Last summer, a high-level committee recommended that, among other things, Chancellor Henry Yang institute night and weekend parking fees to offset the cost of new parking structures and delay increases to existing parking permits. The committee recommended that Yang implement the fees starting in Winter 2003.

In a message to the campus on Dec. 20, Yang said he would delay the new fees until July because it would give Transportation and Parking Services more time to prepare. He also said he recognizes “that night and weekend rates will have impacts on students, academic programs, intercollegiate athletics, arts and lectures, and the many visitors to our campus.”

Under the new fee structure, one-time night and weekend permits will cost $2 or can be purchased in month-long blocks for $10. People with existing parking permits will not have to pay more to park on campus at night or on weekends.

It would be wrong to allow free night and weekend parking, Director of Transportation and Parking Services Tom Roberts said, because that free parking forces people who park on campus during workdays to pay for the entire parking infrastructure.

“There’s hundreds and hundreds of people who park here to go to [American Youth Soccer Organization] games on the weekends.
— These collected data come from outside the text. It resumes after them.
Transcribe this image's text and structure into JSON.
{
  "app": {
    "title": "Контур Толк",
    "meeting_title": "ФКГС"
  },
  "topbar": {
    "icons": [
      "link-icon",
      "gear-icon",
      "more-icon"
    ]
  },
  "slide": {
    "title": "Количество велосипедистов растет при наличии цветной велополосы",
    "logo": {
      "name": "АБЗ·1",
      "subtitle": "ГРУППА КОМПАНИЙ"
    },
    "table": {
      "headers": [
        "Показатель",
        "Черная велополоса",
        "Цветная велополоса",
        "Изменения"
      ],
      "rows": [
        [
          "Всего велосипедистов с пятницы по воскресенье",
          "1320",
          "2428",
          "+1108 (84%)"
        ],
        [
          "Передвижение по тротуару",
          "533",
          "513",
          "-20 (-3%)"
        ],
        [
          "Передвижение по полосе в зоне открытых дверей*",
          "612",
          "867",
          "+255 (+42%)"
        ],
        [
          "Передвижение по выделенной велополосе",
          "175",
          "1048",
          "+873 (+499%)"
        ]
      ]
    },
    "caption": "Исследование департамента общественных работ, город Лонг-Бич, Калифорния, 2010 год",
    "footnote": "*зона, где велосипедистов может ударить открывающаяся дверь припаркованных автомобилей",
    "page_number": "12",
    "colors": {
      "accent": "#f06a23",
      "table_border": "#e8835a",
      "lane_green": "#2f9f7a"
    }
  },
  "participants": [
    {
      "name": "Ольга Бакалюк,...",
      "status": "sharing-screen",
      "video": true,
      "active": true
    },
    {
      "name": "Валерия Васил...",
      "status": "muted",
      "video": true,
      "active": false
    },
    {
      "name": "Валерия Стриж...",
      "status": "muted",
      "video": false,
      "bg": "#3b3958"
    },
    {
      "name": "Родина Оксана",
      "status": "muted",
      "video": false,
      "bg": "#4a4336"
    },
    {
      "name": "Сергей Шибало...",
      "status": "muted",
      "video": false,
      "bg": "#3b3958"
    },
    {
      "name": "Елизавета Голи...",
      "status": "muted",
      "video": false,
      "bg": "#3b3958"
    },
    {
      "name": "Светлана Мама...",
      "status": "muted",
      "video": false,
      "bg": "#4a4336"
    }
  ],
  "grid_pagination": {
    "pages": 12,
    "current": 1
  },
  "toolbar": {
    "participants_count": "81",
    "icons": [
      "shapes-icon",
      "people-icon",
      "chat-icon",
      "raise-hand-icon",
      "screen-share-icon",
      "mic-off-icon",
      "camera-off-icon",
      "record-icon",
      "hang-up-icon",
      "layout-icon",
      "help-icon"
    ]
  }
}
There are hundreds and sometimes thousands of people from the community at large who come on campus for Gauchos basketball. These people are paying nothing, but then you have this core group of ratepayers who are paying 100 percent of the cost.”
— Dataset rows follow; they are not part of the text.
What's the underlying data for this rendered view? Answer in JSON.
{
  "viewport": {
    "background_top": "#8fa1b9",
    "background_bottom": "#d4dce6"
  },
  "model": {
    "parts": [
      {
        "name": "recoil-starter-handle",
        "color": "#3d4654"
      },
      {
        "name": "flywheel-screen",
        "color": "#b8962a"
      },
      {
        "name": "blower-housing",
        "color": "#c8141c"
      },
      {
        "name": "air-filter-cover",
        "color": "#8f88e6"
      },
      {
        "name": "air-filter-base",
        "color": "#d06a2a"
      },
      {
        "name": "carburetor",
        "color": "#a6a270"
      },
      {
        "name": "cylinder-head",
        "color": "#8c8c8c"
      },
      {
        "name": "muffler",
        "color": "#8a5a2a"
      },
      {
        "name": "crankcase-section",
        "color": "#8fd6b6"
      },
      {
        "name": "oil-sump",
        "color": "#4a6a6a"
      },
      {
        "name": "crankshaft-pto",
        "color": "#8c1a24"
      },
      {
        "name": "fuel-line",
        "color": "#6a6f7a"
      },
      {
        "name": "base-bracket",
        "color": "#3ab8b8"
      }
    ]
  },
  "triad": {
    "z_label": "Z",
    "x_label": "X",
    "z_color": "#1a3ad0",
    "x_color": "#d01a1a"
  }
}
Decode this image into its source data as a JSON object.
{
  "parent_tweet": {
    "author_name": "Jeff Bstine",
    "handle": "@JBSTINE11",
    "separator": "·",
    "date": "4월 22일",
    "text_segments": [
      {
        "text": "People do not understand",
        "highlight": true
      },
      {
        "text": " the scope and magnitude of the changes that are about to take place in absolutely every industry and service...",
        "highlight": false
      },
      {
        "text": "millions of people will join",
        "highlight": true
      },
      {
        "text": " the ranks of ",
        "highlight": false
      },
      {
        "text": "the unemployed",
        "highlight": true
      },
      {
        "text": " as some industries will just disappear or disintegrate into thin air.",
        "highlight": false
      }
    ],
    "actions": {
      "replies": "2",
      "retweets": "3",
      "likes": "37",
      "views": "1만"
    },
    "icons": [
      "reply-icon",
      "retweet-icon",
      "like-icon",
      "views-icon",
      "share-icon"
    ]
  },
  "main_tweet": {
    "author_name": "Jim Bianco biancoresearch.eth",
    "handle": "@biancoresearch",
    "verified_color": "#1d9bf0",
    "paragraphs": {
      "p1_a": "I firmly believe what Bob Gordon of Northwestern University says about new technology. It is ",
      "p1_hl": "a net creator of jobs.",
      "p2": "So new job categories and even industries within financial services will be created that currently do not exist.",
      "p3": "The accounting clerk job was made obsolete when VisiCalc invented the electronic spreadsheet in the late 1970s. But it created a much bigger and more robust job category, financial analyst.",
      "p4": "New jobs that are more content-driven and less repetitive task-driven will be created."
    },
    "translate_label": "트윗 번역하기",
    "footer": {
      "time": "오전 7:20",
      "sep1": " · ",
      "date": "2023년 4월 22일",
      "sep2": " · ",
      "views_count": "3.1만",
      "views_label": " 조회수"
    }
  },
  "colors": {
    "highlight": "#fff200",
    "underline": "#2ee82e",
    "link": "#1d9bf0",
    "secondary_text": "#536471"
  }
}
“We have to make the universe of people paying bigger so that this core group … doesn’t have to have its rates go up so high in the long term,” Roberts said. “Everybody’s got to pay something.”

Math Professor John Doner, who was a member of the now-disbanded Chancellor’s Special Advisory Committee on Parking, said that on-campus construction means there has to be more money for parking.

“The era of low parking rates is behind us: As the campus has appropriated more and more surface parking areas for new construction – remember, the parking system doesn’t own any of the land on which their facilities are situated – we have been obliged to build and pay for expensive parking structures,” Doner said. “The daytime parkers are no longer willing to subsidize the others.”

The university expects the new fees to bring in “hundreds of thousands of dollars per year,” Roberts said, but was unable to provide a specific figure because “it’s hard to estimate what it will really be.”

On-campus parking will take a hit in the next few years as construction on existing parking lots reduces the number of spaces. Upcoming construction on the western side of campus will remove 850 spaces from around the Events Center, Roberts said. To reduce the impact on faculty and staff who commute to UCSB, the university plans to cut the number of spots available to students in the residence halls. Currently there are between 760-770 spots available to dorm residents but those will be reduced to 500 by 2005, with some cuts possible next year.

Residence Halls Association President Jacob Haik could not be reached for comment Sunday afternoon.